I have taken more than a few of the Creative Live courses. I have, in general, found all of them to be very good and I have learned something important from them all. Not always enough of exactly what I was looking for, but something useful and important. This course was absolutely amazing. The best I have taken. I would like to download it and see it again and again. Ashley's style was authentic, humble, yet confidence inspiring. The information he gave was focused and totally useful. He shared both philosophy and thinking as well as real tools to learn - whether they be soft stuff (like how to approach someone) or hard stuff (like gear and settings and such). I cannot recommend this class highly enough. If you want to learn to do "humanistic photography" (his term which resonated with me), this is best I have ever taken!

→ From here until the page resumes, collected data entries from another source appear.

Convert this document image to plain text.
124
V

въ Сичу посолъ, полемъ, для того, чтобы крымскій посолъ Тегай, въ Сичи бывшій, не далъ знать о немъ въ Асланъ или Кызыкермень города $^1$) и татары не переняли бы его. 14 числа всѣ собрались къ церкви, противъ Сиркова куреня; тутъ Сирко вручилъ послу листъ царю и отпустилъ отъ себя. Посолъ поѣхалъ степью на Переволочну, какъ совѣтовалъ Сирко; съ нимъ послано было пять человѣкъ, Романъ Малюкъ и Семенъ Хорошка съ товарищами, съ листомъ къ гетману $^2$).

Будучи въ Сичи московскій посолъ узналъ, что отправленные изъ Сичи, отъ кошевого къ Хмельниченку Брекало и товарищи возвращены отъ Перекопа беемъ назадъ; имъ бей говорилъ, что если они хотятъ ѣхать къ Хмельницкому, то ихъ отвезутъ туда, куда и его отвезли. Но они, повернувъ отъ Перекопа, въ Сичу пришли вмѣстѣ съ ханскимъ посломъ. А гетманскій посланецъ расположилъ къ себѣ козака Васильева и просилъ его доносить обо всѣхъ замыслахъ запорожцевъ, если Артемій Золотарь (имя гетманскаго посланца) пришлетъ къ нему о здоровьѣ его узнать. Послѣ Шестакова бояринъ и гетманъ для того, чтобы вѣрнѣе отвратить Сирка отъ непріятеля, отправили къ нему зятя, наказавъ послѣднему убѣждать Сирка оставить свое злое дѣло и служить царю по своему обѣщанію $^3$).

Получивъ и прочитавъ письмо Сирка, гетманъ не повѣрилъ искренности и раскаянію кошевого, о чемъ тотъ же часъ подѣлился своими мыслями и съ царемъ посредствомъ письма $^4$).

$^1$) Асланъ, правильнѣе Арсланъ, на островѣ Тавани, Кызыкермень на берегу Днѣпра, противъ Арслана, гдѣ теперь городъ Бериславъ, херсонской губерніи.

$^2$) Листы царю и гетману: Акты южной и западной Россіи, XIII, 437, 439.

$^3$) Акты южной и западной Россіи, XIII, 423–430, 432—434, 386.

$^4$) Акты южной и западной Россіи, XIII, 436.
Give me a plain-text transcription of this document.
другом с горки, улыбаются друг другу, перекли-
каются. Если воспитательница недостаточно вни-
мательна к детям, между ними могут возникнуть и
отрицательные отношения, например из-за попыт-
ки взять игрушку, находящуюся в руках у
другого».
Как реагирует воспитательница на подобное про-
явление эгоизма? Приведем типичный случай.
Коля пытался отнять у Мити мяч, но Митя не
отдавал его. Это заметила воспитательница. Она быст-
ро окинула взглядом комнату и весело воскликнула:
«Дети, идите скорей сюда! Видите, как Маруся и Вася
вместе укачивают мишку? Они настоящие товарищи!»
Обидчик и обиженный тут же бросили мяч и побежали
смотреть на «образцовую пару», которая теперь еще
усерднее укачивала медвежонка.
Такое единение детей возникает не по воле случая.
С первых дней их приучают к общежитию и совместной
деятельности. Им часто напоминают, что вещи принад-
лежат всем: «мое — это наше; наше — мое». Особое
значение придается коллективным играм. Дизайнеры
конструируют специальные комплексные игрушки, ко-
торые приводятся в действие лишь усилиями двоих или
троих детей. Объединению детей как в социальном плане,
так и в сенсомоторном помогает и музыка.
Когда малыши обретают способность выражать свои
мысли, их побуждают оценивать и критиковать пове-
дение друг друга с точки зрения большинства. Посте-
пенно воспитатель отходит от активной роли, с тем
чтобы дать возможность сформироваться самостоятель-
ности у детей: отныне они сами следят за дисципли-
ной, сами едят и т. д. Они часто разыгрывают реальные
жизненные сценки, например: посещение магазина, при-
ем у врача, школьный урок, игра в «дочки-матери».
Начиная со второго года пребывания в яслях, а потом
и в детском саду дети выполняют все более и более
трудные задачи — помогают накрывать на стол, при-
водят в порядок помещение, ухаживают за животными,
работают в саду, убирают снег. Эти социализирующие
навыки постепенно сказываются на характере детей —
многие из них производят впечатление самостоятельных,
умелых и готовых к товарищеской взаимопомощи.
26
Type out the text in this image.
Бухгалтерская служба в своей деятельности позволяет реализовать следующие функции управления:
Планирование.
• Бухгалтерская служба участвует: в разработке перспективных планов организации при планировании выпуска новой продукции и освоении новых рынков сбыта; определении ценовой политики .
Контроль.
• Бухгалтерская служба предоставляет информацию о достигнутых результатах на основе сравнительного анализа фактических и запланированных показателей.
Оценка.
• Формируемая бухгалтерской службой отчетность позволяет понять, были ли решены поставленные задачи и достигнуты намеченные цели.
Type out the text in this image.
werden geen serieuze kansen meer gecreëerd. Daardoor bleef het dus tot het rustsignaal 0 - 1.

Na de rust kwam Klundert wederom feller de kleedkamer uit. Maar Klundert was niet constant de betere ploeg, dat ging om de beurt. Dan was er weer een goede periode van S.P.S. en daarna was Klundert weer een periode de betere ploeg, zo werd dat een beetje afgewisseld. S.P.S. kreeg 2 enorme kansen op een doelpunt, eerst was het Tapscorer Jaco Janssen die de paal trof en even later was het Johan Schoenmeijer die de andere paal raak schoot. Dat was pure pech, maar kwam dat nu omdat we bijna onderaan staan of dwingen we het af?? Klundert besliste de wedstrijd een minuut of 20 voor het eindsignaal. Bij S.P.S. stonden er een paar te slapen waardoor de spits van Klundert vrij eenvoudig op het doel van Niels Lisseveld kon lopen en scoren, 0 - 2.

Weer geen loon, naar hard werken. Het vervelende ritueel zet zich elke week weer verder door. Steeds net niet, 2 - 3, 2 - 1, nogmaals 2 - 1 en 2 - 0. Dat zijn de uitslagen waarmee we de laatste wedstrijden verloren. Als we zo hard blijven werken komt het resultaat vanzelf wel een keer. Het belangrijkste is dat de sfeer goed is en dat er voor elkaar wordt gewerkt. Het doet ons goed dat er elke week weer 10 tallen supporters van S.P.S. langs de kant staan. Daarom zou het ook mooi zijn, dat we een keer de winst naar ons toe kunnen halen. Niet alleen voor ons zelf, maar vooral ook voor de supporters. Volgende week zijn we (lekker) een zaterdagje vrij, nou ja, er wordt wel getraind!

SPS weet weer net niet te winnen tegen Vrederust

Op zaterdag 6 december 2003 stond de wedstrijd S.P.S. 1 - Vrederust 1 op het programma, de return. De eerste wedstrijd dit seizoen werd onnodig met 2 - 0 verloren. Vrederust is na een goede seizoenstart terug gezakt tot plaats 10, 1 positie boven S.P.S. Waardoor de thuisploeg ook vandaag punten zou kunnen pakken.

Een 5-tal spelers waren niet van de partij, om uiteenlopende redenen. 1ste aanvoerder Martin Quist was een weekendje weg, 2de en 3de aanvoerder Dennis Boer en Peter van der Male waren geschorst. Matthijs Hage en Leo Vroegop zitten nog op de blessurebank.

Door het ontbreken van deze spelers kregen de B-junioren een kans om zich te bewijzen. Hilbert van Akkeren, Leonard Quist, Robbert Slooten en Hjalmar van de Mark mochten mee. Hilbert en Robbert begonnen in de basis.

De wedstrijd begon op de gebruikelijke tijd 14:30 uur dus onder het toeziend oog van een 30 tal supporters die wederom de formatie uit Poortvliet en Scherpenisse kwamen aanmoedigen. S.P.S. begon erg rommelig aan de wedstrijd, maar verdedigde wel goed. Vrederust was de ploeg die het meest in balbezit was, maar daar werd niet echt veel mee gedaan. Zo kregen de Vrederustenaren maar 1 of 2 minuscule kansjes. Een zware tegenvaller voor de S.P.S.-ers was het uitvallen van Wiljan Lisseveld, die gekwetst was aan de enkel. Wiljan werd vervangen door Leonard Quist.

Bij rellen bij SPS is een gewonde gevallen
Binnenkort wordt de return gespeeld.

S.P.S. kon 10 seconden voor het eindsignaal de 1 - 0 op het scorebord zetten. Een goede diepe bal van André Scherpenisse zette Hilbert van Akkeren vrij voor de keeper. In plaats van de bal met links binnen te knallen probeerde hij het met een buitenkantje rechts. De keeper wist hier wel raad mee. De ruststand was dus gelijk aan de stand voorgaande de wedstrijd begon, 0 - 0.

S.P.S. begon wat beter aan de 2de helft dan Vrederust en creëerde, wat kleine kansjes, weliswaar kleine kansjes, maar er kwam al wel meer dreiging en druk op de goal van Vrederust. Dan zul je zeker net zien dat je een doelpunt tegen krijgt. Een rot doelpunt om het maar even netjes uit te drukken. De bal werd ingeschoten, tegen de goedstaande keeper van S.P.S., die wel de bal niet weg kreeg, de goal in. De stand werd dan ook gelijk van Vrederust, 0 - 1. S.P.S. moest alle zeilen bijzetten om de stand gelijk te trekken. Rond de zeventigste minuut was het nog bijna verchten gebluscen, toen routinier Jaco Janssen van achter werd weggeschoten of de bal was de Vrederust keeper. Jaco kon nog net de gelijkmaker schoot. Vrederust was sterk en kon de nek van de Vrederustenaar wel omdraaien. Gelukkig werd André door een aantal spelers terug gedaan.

This was a terrific and wonderful class. Ash was superb. His stories were awe inspiring, his passion was evident and his ability to teach was flawless. I would take any other class by him and actually can't wait for more of the VII agency programs eminating from Ron's class during photo week 2015. A great great addition to Creative Live's orbit.


Wow, I loved this course - I watched the whole thing, and most of it twice, during the first run. Ash is is intriguing, a good teacher, honest. I found this class to be so inspirational. I especially loved his encouragement about talking to strangers, asking to take their picture- "what's the worst thing that could happen?" And the videos watching him in action were motivating- you saw him make connections but also saw him get rejected too, but he keeps such a positive outlook. Love this class, please more photojournalism!